Understanding the Requirement
This control requires you to limit and manage how removable storage devices (USB thumb drives, external HDDs, SD cards, etc.) are used with your systems so they cannot introduce malware or be used to exfiltrate data. The core objective is that “the use of removable media on system components is controlled,” which means formal policies, technical restrictions, and operational checks are in place to minimize use to only approved, inventoried, and scanned devices. This guidance supports compliance with NIST SP 800-171 REV.2 / CMMC 2.0 Level 2 and helps reduce both malware and data loss risk for small and medium businesses.
Technical Implementation
-
Write and publish a removable media policy that defines permitted devices, approved use cases, who can request exceptions, and required handling (encryption, labeling, return/retirement). Keep the policy short, specific, and tied to job roles so technicians can enforce it consistently.
-
Implement a whitelist approach with endpoint controls: use native OS controls, Group Policy (Windows), or your endpoint management agent to block all removable storage by default and allow only serial numbers or device IDs of company-owned media.
-
Issue company-owned, encrypted removable media for authorized needs. Maintain an inventory that records device owner, asset tag, encryption status, serial number, and last scanned date; require that only these inventoried items are whitelisted.
-
Configure anti-virus/endpoint protection to automatically scan removable media on connection and enforce quarantine or block if malware is detected. If possible, enforce real-time scanning and an automated upload of suspicious files to a centralized EDR or sandbox for analysis.
-
Provide a technical process for scanning external media before any use: a dedicated scanning station or isolated VM where IT can plug in new devices, run a full malware scan, and verify encryption and integrity before adding to the whitelist.
-
Log and monitor removable media events: enable audit logging for USB connect/disconnect and file transfer actions, forward logs to your SIEM or a central log server, and review alerts for unauthorized devices or unexpected data transfers. Tie logging to an incident response playbook that covers lost devices and suspected exfiltration.

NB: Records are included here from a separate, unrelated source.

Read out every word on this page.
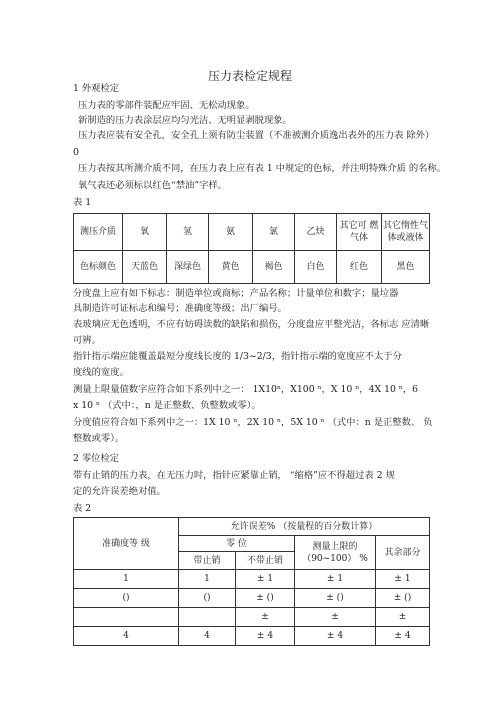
压力表检定规程
1 外观检定
压力表的零部件装配应牢固、无松动现象。
新制造的压力表涂层应均匀光洁、无明显剥脱现象。
压力表应装有安全孔，安全孔上须有防尘装置（不准被测介质逸出表外的压力表 除外）
0
压力表按其所测介质不同，在压力表上应有表 1 中规定的色标，并注明特殊介质 的名称。
氧气表还必须标以红色“禁油”字样。
表 1
测压介质	氧	氢	氨	氯	乙炔	其它可 燃气体	其它惰性气体或液体
色标颜色	天蓝色	深绿色	黄色	褐色	白色	红色	黑色
分度盘上应有如下标志：制造单位或商标；产品名称；计量单位和数字；量垃器
具制造许可证标志和编号；准确度等级；出厂编号。
表玻璃应无色透明，不应有妨碍读数的缺陷和损伤，分度盘应平整光洁，各标志 应清晰
可辨。
指针指示端应能覆盖最短分度线长度的 1/3~2/3，指针指示端的宽度应不太于分
度线的宽度。
测量上限量值数字应符合如下系列中之一： 1X10ⁿ，X100 ⁿ，X 10 ⁿ，4X 10 ⁿ，6
x 10 ⁿ （式中：，n 是正整数、负整数或零）。
分度值应符合如下系列中之一：1X 10 ⁿ，2X 10 ⁿ，5X 10 ⁿ （式中：n 是正整数、 负
整数或零）。
2 零位检定
带有止销的压力表，在无压力时，指针应紧靠止销， “缩格”应不得超过表 2 规
定的允许误差绝对值。
表 2
准确度等 级	允许误差% （按量程的百分数计算）			
	零 位		测量上限的
（90~100） %	其余部分
	带止销	不带止销		
1	1	± 1	± 1	± 1
()	()	± ()	± ()	± ()
		±	±	±
4	4	± 4	± 4	± 4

Example in a Small or Medium Business
Acme Fabrication is a 60-person shop that designs and builds custom enclosures and needs occasional field data transfers. They adopt a removable media policy that permits only company-issued encrypted USB drives and limits requests to authorized engineers. When a technician needs to transfer a large CAD file from the production floor to an offsite partner, they submit a short ticket explaining the business reason. IT verifies the need, assigns an encrypted thumb drive from inventory, and whitelists its device ID in the endpoint management console. Before the drive is used on any engineering workstation, IT plugs it into a dedicated scanning station; the endpoint protection performs a full scan and confirms no malware is present. The workstation allows the drive because it is whitelisted, the transfer proceeds, and the activity is logged centrally. If the drive is lost or shows up on a threat feed later, IT can rapidly revoke its whitelist entry, disable access via management tools, and follow the incident checklist to determine exposure.
Summary
Combining a clear policy with technical controls—default-deny blocking, whitelisted company-owned encrypted media, mandatory pre-use scanning, and centralized logging—meets the requirement to control removable media on system components. For SMBs this approach minimizes administrative overhead while addressing the biggest risks: malware introduction and data exfiltration. Keep the policy simple, inventory and tag devices, automate scans and whitelisting through endpoint management, and maintain an incident-ready process to revoke access quickly when needed.